L’aspetto riguardante l’igiene non riguardò soltanto i luoghi, ma anche le classi sociali. Si verificarono, infatti, episodi di iginizzazione e sanificazioni di quartieri popolari, nella convinzione che la condizione sociale fosse strettamente correlata all’assenza di adeguate condizioni igienico-sanitarie che potevano facilitare la veicolazione del “morbo”.

Si vivevano momenti surreali e di apparenti contraddizioni: le fabbriche producevano a pieno regime, i mezzi pubblici viaggiavano al massimo della capienza, ma furono disposte limitazioni alle cerimonie funebri e al termine delle funzioni (alle quali partecipavano solo i sacerdoti) le salme venivano portate nottetempo al cimitero con autocarri o con speciali treni tranviari funebri. L’immagine dei morti trasportati in carri collettivi, talora senza cassa e avvolti un semplice lenzuolo, destava molta impressione nell’immaginario collettivo e anche la terribile esperienza della guerra, al confronto, sembrava meno tangibile  di quella che la popolazione civile stava vivendo nella sua quotidianità.

Un altro aspetto della quotidianità stravolta riguardò quelle abitudini sociali che vennero individuate come possibili veicoli di contagio. La prima era l’abitudine e di sputare per terra in strada. Evidentemente si trattava di una pratica piuttosto consueta visto che, per compensare la riprovazione sociale che  comportava, vennero prodotte e commercializzate eleganti sputacchiere delle quali, evidentemente, non si poteva fare a meno. 

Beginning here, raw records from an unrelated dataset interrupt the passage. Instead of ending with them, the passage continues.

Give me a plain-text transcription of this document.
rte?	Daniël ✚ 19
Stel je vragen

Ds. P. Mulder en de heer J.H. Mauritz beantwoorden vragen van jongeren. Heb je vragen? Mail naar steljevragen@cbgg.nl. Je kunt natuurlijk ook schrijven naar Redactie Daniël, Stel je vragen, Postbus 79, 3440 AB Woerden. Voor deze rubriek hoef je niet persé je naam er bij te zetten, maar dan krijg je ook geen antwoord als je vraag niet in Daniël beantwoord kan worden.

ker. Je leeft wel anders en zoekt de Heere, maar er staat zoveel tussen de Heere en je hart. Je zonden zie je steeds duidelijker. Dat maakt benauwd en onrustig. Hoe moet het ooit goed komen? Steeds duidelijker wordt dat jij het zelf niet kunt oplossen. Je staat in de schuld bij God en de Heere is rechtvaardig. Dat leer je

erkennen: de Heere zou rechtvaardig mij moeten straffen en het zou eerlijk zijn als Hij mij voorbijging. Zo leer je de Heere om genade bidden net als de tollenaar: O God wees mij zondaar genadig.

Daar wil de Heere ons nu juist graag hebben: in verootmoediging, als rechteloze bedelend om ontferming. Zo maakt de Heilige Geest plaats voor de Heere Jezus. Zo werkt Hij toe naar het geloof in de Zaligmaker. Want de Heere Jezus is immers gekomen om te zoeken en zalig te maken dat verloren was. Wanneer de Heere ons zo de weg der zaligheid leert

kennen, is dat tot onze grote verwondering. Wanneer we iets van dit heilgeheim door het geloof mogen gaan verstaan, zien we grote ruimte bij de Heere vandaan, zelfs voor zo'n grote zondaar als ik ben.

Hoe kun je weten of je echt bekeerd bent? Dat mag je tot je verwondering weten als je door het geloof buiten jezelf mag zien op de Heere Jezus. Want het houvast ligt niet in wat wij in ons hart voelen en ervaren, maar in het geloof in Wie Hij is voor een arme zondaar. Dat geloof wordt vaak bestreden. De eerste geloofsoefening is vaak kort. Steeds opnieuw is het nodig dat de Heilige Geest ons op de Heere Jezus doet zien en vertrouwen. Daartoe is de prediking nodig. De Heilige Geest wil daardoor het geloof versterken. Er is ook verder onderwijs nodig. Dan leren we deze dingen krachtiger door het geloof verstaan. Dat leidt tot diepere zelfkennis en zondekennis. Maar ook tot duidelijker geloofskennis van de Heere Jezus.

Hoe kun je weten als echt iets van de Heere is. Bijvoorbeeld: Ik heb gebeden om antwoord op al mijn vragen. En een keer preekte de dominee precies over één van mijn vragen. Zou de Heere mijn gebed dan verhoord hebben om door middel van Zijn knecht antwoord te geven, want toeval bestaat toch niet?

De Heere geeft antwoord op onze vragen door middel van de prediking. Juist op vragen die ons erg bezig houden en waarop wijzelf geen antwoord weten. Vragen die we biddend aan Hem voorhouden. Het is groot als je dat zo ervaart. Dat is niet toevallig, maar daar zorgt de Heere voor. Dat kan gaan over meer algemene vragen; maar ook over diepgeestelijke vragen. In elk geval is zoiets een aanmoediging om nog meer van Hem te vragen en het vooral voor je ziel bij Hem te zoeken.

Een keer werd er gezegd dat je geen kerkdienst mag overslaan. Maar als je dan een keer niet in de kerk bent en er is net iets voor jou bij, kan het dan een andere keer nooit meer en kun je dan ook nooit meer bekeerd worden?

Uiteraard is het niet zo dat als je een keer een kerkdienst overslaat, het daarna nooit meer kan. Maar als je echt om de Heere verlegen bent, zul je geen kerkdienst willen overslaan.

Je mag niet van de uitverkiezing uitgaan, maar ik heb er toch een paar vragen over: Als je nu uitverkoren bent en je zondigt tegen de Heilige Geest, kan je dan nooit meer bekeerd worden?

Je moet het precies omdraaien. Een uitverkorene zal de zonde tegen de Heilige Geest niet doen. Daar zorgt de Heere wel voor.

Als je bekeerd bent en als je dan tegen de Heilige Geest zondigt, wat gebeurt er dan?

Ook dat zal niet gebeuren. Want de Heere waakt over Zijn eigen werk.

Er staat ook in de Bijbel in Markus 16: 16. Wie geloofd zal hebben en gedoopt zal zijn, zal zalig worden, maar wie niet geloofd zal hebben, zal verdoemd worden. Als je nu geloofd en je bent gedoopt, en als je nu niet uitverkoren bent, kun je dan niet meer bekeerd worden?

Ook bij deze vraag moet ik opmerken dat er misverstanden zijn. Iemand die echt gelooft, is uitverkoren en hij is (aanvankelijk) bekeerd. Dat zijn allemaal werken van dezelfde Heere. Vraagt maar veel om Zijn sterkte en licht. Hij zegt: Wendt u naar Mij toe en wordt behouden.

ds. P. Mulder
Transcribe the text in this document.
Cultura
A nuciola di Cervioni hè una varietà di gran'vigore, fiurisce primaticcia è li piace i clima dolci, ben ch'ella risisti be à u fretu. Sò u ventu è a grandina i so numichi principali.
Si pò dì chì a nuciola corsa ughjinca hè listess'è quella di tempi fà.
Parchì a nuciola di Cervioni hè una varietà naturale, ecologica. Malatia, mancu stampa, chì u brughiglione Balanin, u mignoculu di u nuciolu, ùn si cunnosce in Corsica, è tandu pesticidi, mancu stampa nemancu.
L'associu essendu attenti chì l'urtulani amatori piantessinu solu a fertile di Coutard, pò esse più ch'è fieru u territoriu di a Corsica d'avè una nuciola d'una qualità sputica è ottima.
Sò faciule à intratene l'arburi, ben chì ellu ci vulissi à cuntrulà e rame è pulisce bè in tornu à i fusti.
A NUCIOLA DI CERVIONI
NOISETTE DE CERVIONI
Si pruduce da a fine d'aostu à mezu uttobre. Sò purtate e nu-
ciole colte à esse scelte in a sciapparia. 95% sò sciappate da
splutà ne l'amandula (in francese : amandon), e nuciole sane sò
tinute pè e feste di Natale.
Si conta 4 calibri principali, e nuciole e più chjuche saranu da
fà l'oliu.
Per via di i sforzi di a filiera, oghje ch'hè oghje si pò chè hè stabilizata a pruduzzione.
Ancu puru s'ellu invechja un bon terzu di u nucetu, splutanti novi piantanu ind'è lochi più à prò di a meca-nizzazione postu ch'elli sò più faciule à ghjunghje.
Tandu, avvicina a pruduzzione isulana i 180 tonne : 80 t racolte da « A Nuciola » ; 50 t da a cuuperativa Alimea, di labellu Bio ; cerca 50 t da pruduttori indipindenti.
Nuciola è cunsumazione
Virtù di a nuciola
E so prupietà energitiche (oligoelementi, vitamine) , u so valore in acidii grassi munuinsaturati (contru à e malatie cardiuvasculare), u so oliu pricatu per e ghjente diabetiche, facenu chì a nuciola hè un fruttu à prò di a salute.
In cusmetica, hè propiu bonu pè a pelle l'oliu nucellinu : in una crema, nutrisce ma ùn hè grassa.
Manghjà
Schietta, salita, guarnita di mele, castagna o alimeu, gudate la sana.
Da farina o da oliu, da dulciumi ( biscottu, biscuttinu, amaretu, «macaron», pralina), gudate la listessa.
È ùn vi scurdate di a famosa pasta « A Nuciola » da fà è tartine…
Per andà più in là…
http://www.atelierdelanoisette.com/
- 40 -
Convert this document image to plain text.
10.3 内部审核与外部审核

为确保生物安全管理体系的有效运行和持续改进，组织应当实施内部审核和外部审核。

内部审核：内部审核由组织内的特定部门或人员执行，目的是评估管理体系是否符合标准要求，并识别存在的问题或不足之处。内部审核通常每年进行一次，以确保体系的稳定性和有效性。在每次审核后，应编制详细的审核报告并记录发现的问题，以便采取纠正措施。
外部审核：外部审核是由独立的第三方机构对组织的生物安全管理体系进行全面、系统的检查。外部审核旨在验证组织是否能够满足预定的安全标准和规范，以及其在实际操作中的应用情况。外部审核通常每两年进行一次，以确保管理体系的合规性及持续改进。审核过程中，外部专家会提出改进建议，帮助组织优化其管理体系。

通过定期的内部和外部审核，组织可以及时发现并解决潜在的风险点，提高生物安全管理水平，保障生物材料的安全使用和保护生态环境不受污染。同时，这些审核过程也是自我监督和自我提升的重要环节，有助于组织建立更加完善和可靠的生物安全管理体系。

La seconda abitudine che iniziava ad infastidire la pubblica opinione era quello della stretta di mano (al pari dell’abbraccio o dei baci) che veniva considerata “antigenica” al punto che Benito Mussolini sul “Popolo d’Italia” la definì “sudicia abitudine della stretta di mano”. Questa opinione, espressa da un Mussolini giornalista, venne dopo pochissimi anni ripresa dallo stesso in veste politica ed utilizzata per sostituire la stretta di mano con il “più igienico” saluto romano. E’ interessante notare come dalla tragedia della pandemia nacque uno dei concetti dell’ iconografia Mussoliniana: un saluto più rapido, immediato ed igienico; paradigmatico della rivoluzione fascista. Forse non fu solo la guerra a lasciare profonde cicatrici nel tessuto sociale italiano. La sfiducia e il sospetto nei confronti delle istituzioni liberali che governavano il paese, furono gli elementi che maggiormente indussero gli Italiani ad accettare prima e sostenere poi il fascismo. Sfiducia e sospetto che potrebbero affondare le loro radici anche sul modo con cui la pandemia venne affrontata, specie in merito ai protocolli di cura adottati.

 

 

Le cure

 

Il 6 ottobre del 1918 il quotidiano “Il resto del Carlino” ironizzava: “Tutti i medici poi sono concordi - pare impossibile tra tanta disparità di pareri - nel convenire che il medicamento più utile per tener lontana l'influenza è quello di non aver paura. 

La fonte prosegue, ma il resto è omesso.